LiteLLM returns the OpenAI compatible usage object across all providers.

"usage": {
"prompt_tokens": int,
"completion_tokens": int,
"total_tokens": int
}

Quick Start​

from litellm import completion
import os

## set ENV variables
os.environ["OPENAI_API_KEY"] = "your-api-key"

response = completion(
model="gpt-3.5-turbo",
messages=[{ "content": "Hello, how are you?","role": "user"}]
)

print(response.usage)

Note: LiteLLM supports endpoint bridging—if a model does not natively support a requested endpoint, LiteLLM will automatically route the call to the correct supported endpoint (such as bridging /chat/completions to /responses or vice versa) based on the model's modeset in model_prices_and_context_window.

Streaming Usage​

if stream_options={"include_usage": True} is set, an additional chunk will be streamed before the data: [DONE] message. The usage field on this chunk shows the token usage statistics for the entire request, and the choices field will always be an empty array.

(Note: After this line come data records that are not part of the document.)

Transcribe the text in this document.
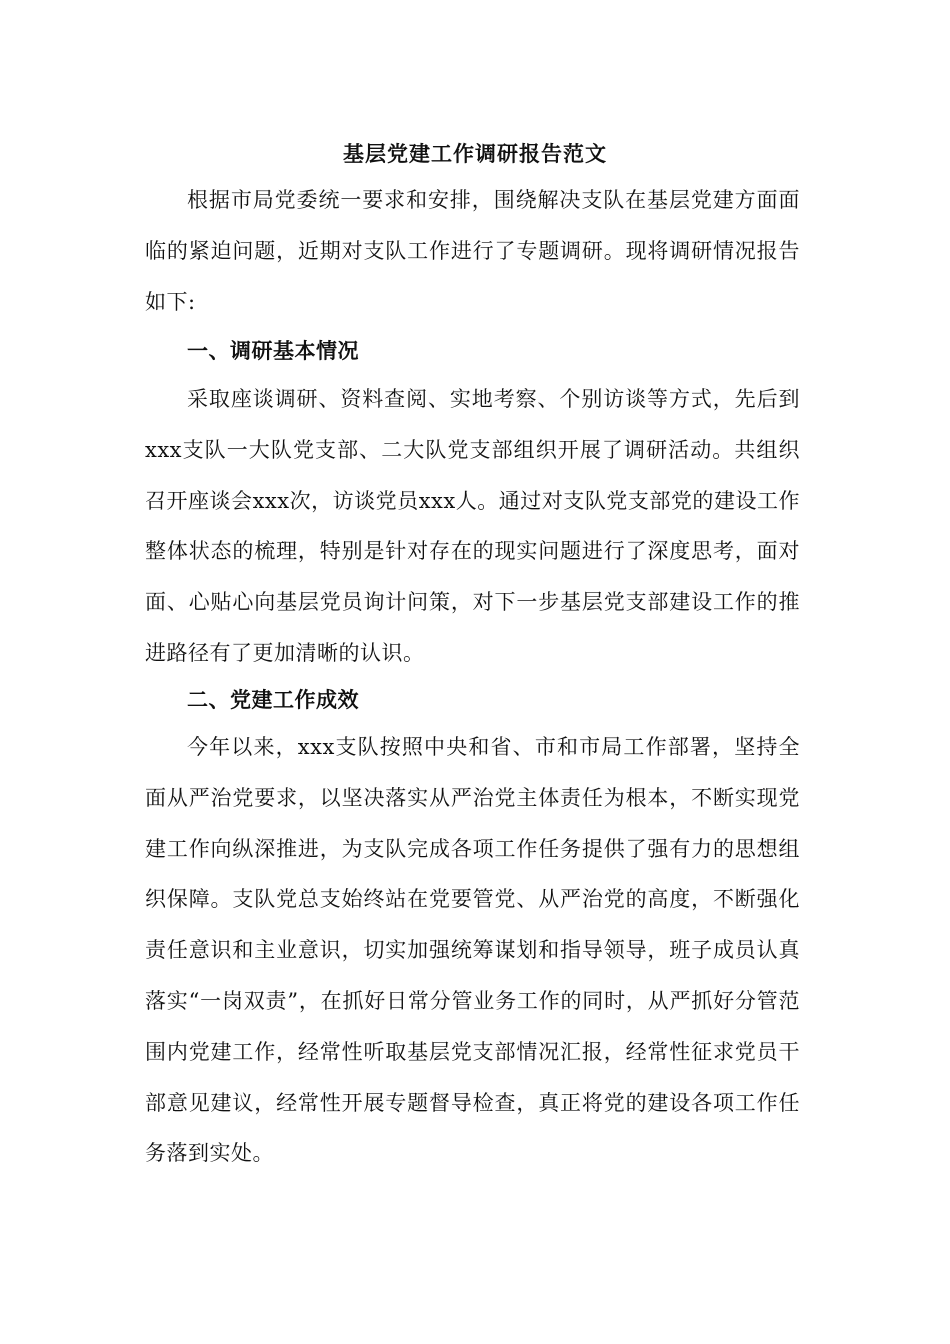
基层党建工作调研报告范文

根据市局党委统一要求和安排，围绕解决支队在基层党建方面面临的紧迫问题，近期对支队工作进行了专题调研。现将调研情况报告如下:

一、调研基本情况

采取座谈调研、资料查阅、实地考察、个别访谈等方式，先后到xxx支队一大队党支部、二大队党支部组织开展了调研活动。共组织召开座谈会xxx次，访谈党员xxx人。通过对支队党支部党的建设工作整体状态的梳理，特别是针对存在的现实问题进行了深度思考，面对面、心贴心向基层党员询计问策，对下一步基层党支部建设工作的推进路径有了更加清晰的认识。

二、党建工作成效

今年以来，xxx支队按照中央和省、市和市局工作部署，坚持全面从严治党要求，以坚决落实从严治党主体责任为根本，不断实现党建工作向纵深推进，为支队完成各项工作任务提供了强有力的思想组织保障。支队党总支始终站在党要管党、从严治党的高度，不断强化责任意识和主业意识，切实加强统筹谋划和指导领导，班子成员认真落实“一岗双责”，在抓好日常分管业务工作的同时，从严抓好分管范围内党建工作，经常性听取基层党支部情况汇报，经常性征求党员干部意见建议，经常性开展专题督导检查，真正将党的建设各项工作任务落到实处。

All other chunks will also include a usage field, but with a null value.

from litellm import completion 

completion = completion(
model="gpt-4o",
messages=[
{"role": "system", "content": "You are a helpful assistant."},
{"role": "user", "content": "Hello!"}
],
stream=True,
stream_options={"include_usage": True}
)

for chunk in completion:
print(chunk.choices[0].delta)

Proxy: Always Include Streaming Usage​

When using the LiteLLM Proxy, you can configure it to automatically include usage information in all streaming responses, even if the client doesn't send stream_options={"include_usage": True}.

Configuration​

Add the following to your config.yaml:

general_settings:
always_include_stream_usage: true

Alternatively, configure it through the UI:

  1. Navigate to the LiteLLM Proxy UI
  2. Go to Settings > Router Settings > General
  3. Find the always_include_stream_usage setting
  4. Toggle it to true
  5. Click Update to save

How it works​

When always_include_stream_usage is enabled:

  • All streaming requests will automatically have stream_options={"include_usage": True} added
  • Clients will receive usage information in the final chunk, even if they didn't explicitly request it
  • If a client already provides stream_options, include_usage: True will be added without overwriting other options
  • Non-streaming requests are not affected

Example​

With this setting enabled, a simple streaming request like:

curl -X POST http://localhost:4000/v1/chat/completions \
-H "Authorization: Bearer sk-1234" \
-H "Content-Type: application/json" \
-d '{
"model": "gpt-4o",
"messages": [{"role": "user", "content": "Hello!"}],
"stream": true
}'

Will automatically receive usage information in the response, without needing to explicitly include stream_options.